Super Bowl Betting: Basic Coin Toss Props

Super Bowl Betting:  Basic Coin Toss Props

The betting on Super Bowl XVIII will begin before the game between the Seattle Seahawks and Denver Broncos even kicks off. Virtually every sports book in the world offers a variety of props related to the pre game coin toss. In this post we’ll talk about some of these bets and the best strategy for betting this type of Super Bowl prop. The coin toss prop is not exactly a great bet from a statistical standpoint but it is very easy for beginners to understand.

There are a variety of proposition bets based on the outcome of the pregame coin toss with the most basic–and most common–requiring the bettor to select whether the coin will land ‘heads’ or ‘tails’. Despite the obvious statistical basis to the contrary there are plenty of people trying to determine a pattern in past coin tosses and extrapolate it to this year’s Super Bowl. They’ll point out that the last five Super Bowl coin tosses–and six of the last seven–have landed on ‘heads’. Prior to this most recent run ‘tails’ was the result in four straight years and 9 of 10 years (Super Bowls 32 through 42 inclusive). At least there were some attempts at theoretical validation during this ‘tails’ run–some suggested that the special commemorative coin used by the NFL was ‘top heavy’ due to its design and that was the reason for such a strong ‘tails’ run. It’s doubtful that the coin design had anything to do with the propensity of ‘tails’ during this era but at least there was some effort made to explain a completely random trend.

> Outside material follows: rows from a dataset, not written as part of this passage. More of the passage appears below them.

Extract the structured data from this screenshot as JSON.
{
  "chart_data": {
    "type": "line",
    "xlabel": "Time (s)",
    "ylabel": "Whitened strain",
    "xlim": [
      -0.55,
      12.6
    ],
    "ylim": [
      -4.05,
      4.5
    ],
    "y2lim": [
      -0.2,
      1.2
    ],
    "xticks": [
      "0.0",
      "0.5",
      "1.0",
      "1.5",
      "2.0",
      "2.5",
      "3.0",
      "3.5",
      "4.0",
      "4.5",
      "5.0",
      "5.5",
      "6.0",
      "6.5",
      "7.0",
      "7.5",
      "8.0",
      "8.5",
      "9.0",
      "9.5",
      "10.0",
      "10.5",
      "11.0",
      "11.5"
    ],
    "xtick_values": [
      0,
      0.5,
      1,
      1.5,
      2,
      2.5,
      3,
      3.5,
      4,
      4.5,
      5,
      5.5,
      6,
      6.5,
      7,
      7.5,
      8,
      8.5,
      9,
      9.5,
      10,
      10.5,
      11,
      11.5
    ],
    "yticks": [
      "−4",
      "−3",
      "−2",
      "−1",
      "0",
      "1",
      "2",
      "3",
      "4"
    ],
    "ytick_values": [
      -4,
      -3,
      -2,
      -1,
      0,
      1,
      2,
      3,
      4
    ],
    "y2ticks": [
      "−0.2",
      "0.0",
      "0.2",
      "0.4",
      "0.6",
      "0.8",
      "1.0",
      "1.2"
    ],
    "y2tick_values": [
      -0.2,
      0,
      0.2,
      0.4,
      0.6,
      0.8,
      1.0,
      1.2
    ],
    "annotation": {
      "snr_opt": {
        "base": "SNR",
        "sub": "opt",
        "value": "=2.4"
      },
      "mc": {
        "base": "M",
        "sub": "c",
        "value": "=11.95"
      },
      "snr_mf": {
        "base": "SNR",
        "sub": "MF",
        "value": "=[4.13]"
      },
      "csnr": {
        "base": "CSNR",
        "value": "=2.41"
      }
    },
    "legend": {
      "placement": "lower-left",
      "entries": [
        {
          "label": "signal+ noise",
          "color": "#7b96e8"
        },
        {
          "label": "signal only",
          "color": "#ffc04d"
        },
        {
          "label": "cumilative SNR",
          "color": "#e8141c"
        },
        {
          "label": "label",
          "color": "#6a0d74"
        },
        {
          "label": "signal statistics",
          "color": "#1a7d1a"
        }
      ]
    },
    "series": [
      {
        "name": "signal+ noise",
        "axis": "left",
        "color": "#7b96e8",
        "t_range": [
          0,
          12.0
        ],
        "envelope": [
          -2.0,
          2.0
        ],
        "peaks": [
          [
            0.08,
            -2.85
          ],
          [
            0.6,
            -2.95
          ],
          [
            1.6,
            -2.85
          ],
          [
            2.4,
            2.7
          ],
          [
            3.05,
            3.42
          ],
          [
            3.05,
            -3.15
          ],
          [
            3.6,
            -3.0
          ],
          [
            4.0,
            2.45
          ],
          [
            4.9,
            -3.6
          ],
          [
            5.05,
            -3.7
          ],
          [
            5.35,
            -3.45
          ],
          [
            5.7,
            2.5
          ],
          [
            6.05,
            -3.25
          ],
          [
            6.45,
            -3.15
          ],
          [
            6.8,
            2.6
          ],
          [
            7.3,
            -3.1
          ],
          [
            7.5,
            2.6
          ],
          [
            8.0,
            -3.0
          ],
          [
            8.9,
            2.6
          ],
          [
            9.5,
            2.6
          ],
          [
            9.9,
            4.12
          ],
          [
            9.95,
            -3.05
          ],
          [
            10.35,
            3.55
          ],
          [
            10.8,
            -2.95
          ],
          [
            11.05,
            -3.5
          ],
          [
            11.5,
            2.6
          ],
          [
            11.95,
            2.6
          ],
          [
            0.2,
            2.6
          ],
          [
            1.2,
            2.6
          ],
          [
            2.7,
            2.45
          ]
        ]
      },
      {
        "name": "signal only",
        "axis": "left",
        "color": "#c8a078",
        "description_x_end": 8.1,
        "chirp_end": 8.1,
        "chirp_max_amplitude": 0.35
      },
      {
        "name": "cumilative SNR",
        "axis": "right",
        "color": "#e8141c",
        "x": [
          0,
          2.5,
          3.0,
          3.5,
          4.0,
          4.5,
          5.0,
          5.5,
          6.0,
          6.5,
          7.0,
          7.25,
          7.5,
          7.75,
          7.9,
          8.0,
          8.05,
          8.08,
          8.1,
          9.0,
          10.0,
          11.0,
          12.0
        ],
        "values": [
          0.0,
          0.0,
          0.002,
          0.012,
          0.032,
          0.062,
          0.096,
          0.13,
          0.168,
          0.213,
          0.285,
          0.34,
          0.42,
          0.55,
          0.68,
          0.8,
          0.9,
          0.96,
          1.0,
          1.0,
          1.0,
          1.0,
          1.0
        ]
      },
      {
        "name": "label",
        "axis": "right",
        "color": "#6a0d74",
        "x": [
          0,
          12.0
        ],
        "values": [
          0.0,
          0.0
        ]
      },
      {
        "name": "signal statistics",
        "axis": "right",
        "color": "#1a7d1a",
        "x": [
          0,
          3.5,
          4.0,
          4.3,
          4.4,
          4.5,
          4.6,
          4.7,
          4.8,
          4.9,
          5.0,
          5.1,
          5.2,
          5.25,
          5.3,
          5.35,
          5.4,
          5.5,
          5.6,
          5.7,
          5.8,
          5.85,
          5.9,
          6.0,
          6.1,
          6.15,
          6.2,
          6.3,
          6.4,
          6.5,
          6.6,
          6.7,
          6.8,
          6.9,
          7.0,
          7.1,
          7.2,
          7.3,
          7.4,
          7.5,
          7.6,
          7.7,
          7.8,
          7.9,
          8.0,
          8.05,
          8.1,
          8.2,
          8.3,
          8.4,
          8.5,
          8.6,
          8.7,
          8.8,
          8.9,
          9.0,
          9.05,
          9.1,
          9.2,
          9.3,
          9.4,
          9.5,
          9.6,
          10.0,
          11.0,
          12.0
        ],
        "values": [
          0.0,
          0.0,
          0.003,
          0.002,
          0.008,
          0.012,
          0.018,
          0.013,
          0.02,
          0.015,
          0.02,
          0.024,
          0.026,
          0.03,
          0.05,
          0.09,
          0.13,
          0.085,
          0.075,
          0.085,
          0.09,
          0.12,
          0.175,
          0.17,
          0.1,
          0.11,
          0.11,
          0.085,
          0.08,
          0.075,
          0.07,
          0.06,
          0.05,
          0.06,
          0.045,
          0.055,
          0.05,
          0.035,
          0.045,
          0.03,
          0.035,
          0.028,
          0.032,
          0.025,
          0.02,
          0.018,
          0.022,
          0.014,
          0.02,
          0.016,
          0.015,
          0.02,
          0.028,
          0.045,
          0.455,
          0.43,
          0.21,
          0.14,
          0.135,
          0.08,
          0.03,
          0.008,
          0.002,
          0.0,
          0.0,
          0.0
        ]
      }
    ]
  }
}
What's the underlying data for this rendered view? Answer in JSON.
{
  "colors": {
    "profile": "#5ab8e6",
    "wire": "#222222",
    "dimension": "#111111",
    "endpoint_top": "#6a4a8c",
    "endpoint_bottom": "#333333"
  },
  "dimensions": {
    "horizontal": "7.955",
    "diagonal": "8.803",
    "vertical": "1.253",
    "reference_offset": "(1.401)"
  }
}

Here’s the reality of the situation–assuming that the NFL uses a ‘fair coin’ for their Super Bowl coin toss (and they assure us that they do) it doesn’t matter what happened in last year’s Super Bowl, the first Super Bowl game or any of the 46 in between. It’s a 50/50 proposition and an equal chance that the coin will land ‘heads’ or ‘tails’. If you’re going to play this prop the important thing is to look at the moneyline price next to the ‘heads’ and ‘tails’. The lower the moneyline figure the better of a bet it is. Most sports books require that you lay -110 on either side of the heads/tails proposition. Some sports books, however, offer lower juice on the Super Bowl coin toss–as low as -101. Since a 50/50 moneyline translates to +100 even at -101 you’re theoretically getting the worst of it but not by much. So pick heads or tails, bet it at the best price you can find and hope for the best!